The Surma is an ethnicity that lives primarily in South Sudan and southwestern Ethiopia. One of their cultural practices involves ceramics: before marriage many women remove their bottom teeth, have their lips pierced and then stretch their lips. This allows a clay disc to be inserted in the piercing.
Above image: Matilda Temperley, Surma woman, AD7. Ceramic plate, edition of 3 plus 1AP. Life size image, presented in a black box frame with a 4 inch double archival mount and UV glass (framed 81.6 x 105.4cm).
Photographer Matilda Temperley shot the images shown here. Temperley comes from Somerset, UK. She studied at the London School of Tropical Medicine and worked on Malaria prevention in East Africa for two years. She then became a photographer, working in fashion and on her personal projects, which document marginalized societies. She won the Royal Photographic Society’s Vic Odden Award in 2015 for her book, Under the Surface — Somerset Floods.
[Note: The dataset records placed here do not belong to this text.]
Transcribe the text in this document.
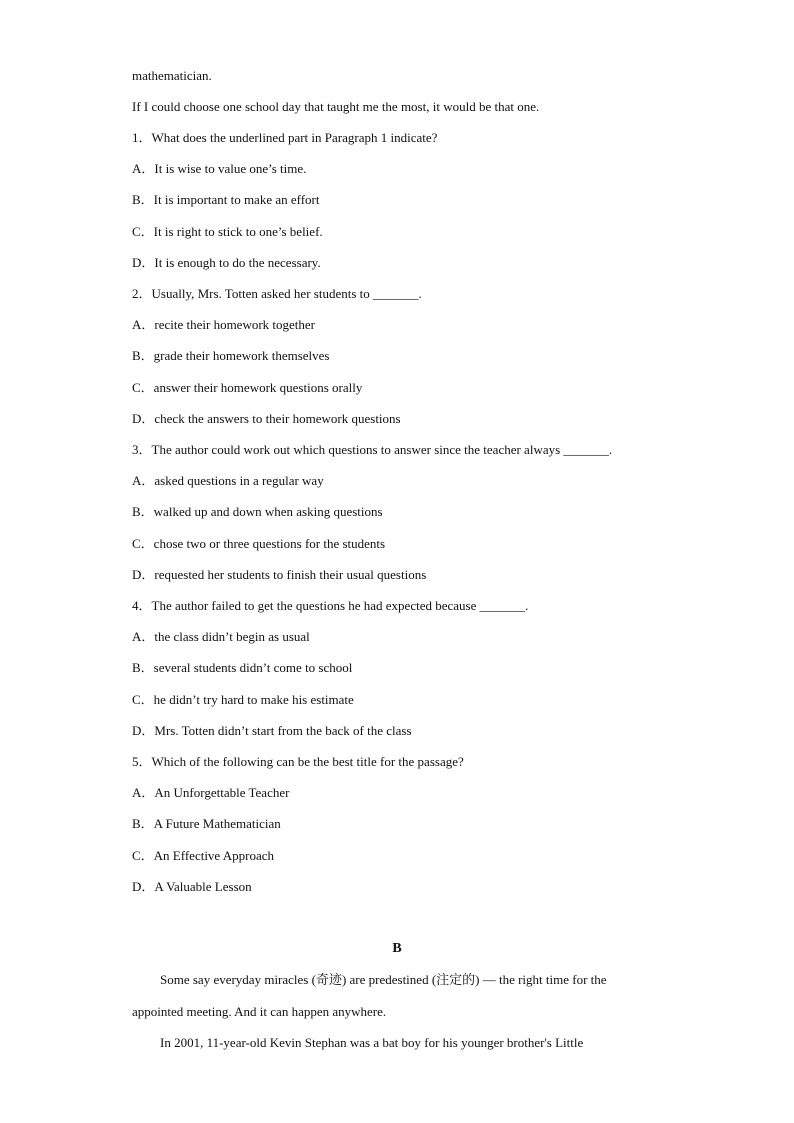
mathematician.
If I could choose one school day that taught me the most, it would be that one.
1．What does the underlined part in Paragraph 1 indicate?
A．It is wise to value one’s time.
B．It is important to make an effort
C．It is right to stick to one’s belief.
D．It is enough to do the necessary.
2．Usually, Mrs. Totten asked her students to _______.
A．recite their homework together
B．grade their homework themselves
C．answer their homework questions orally
D．check the answers to their homework questions
3．The author could work out which questions to answer since the teacher always _______.
A．asked questions in a regular way
B．walked up and down when asking questions
C．chose two or three questions for the students
D．requested her students to finish their usual questions
4．The author failed to get the questions he had expected because _______.
A．the class didn’t begin as usual
B．several students didn’t come to school
C．he didn’t try hard to make his estimate
D．Mrs. Totten didn’t start from the back of the class
5．Which of the following can be the best title for the passage?
A．An Unforgettable Teacher
B．A Future Mathematician
C．An Effective Approach
D．A Valuable Lesson
B
Some say everyday miracles (奇迹) are predestined (注定的) — the right time for the
appointed meeting. And it can happen anywhere.
In 2001, 11-year-old Kevin Stephan was a bat boy for his younger brother's Little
In their writeup of the series Ministry of Nomads cites Temperley, who states: “I have always admired the bravery of the mavericks who are comfortable to sit outside society’s norms.” They state:
“Her images are a tribute to the beauty and grace of the people of the Valley. They capture a time when tribal fashions such as lip plates and scarification are being supplanted by global fashions such as baseball caps, football shirts and, more sinisterly, the bearing of Kalashnikovs and the Chinese-made guns that flood all East Africa’s’ borders.
“The cultural heritage appears fragile, threatened by the world encroaching upon the territory but the people, with their inherent capacity for transition, take incoming influences and fashion them into their own estimations.”